I… Just Want To Thank You

Planning & Advice

 

Thank You

Image courtesy of Johannes Photography

The wedding’s over, your guests have gone home. It must be time for… drumroll please… thank you notes! Okay, so maybe the day after your wedding isn’t the ideal time to start writing your thank you notes, especially if you’re soon to be off on honeymoon. But when you’re back from your wonderful honeymoon, we’ve got you covered with everything you need to know about saying thank you.

When do I send my thank you cards?

Old etiquette gave couples a year to send their thank you cards, but in today’s world, where we can text, email, phone or Facebook nearly everyone we know, there really isn’t any excuse to take so long. Today’s etiquette gives you three months.

How do I say thank you?

Despite all our modern technology, the proper way to say thank you is still with traditional, handwritten cards. As for what you should say in your card, we’ve come up with The Cheat’s Guide to Writing Thank You Cards!

The Cheat’s Guide to Writing Thank You Cards


Dear (Aunt Mary / Granny / Sarah, etc),


Opening
:
Thank you so much for (your generous gift / the lovely present / filming/photographing our wedding day, etc).


Choose one of the following options

For cash/cheques:We are saving up money to buy <item> OR We put it towards <item> that we had been planning to buy. Your generosity helped us to get closer to our dream!
For gifts (option A): We (opened/used/tried) the <item> recently and we (really like it/enjoyed it/were surprised by it) because (insert reason here).

For gifts (option B): We have always wanted a <item> and we’re so (excited/happy/surprised) that you (were able to find it/knew what to look for/were thinking of us).

For kind gestures: It was a really (nice/gracious/generous) gesture and (it is much appreciated/you shouldn’t have/it really meant a great deal).

Personal Touch: We were so happy you were able to be with us to celebrate our special day. It meant the world to us to have you there. OR We were sorry you weren’t able to be with us on our special day, but we know you were there in spirit, and it was so kind of you to think of us.

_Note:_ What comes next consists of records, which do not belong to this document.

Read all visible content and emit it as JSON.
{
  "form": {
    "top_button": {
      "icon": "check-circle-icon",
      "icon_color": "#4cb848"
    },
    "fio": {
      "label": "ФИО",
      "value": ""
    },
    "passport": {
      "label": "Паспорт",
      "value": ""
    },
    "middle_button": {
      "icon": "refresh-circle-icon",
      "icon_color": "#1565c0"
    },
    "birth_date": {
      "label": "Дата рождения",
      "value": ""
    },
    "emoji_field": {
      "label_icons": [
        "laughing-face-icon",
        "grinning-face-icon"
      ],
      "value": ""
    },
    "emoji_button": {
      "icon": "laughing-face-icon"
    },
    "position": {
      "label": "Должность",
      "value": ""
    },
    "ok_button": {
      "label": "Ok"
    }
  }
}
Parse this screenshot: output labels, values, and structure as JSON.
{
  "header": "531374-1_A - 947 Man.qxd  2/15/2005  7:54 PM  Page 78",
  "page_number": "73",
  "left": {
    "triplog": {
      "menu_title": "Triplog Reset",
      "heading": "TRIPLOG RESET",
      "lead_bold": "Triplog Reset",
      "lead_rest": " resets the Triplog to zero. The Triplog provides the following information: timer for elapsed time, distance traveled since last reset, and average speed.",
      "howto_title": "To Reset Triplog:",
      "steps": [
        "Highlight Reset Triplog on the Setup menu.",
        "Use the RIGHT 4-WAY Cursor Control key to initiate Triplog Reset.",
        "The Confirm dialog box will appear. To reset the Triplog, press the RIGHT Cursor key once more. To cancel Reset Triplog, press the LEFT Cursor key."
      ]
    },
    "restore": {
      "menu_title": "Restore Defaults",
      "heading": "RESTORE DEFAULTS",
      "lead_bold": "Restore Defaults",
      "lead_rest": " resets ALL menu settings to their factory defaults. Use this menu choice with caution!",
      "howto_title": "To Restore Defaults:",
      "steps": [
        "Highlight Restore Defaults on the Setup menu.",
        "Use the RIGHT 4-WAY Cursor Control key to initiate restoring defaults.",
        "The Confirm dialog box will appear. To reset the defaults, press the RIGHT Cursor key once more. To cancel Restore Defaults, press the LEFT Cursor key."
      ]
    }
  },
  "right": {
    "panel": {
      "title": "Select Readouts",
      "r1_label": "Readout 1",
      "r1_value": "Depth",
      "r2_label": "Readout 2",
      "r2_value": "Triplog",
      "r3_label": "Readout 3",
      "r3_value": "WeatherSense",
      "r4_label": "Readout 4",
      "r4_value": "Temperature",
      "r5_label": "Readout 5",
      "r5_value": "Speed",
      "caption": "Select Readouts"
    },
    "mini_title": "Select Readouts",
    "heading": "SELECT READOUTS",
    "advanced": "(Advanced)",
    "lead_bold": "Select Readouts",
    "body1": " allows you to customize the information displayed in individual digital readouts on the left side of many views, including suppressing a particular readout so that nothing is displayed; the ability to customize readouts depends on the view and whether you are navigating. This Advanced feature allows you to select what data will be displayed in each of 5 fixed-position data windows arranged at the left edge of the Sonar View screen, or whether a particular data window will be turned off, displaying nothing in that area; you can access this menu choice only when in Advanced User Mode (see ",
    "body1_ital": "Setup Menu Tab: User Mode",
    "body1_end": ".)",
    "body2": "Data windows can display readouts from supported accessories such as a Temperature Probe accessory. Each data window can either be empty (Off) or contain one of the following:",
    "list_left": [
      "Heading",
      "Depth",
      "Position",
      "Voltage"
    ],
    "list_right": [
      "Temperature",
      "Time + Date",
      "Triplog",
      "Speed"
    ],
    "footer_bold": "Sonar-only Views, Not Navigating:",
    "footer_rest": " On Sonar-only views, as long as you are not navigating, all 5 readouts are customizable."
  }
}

Finish by thanking again, and include a message about the future: General statement to reinforce “thank you” message (e.g. Thanks again) and general statement to conclude the letter (e.g. wish them well/hope to see them soon/enjoying seeing them/must return the favour/keep in touch).

Love,

Bride and Groom


Who do I need to thank?

  • People who have given you gifts, whether it’s for your engagement or your wedding. If people have contributed to a group gift (maybe your co-workers?), each person should get his or her own thank you note.
  • People who have given you cash, cheques, or a donation to charity. Do not mention the amount they gave instead, thank them for their generous gift, and suggest how you plan to spend the money (a deposit for a house, new home furnishings, etc)
  • Bridesmaids and groomsmen. Include a thank you note with their bridal party gift to thank them for the time and dedication they put in to making your day special for you both.
  • Your parents. Even if you’ve paid for the wedding yourselves, it’s still nice to thank them for their help and support during the planning process. As with your bridesmaids and groomsmen, a thoughtful gift is also nice to give both sets of parents.
  • Your wedding suppliers and vendors. They may be just doing their job, but it’s always nice to receive a simple note to thank them for their hard work in making your day go smoothly!


Some final tips and tricks for thank you card writing!

  1. Write out a list of all your gifts as you get them, including who gave them to you. Even if you receive your first gift 6 months before the wedding, start the list you’ll be glad of it when the wedding is over!
  2. If you DO receive a gift 6 months before the wedding hey, some people are super-organised! be sure to make a quick phone call or send an email to thank the sender, but also send them a handwritten thank you card after the wedding.
  3. Not sure how to thank someone for a truly awful wedding gift, like a singing fish or some other horrific knick-knack? Try to put a positive spin on it. Is there a personal story behind it? Is it practical (even in some obscure way)? Maybe it will forever remind you of the person? Be gracious and thankful, but try not to overdo it!
  4. Even if your handwriting is terrible, the personal touch of a handwritten card is so much nicer than a pre-printed or typewritten one.
  5. Get your new husband to share some of the thank you card writing duties! After all, they’re his friends and family too!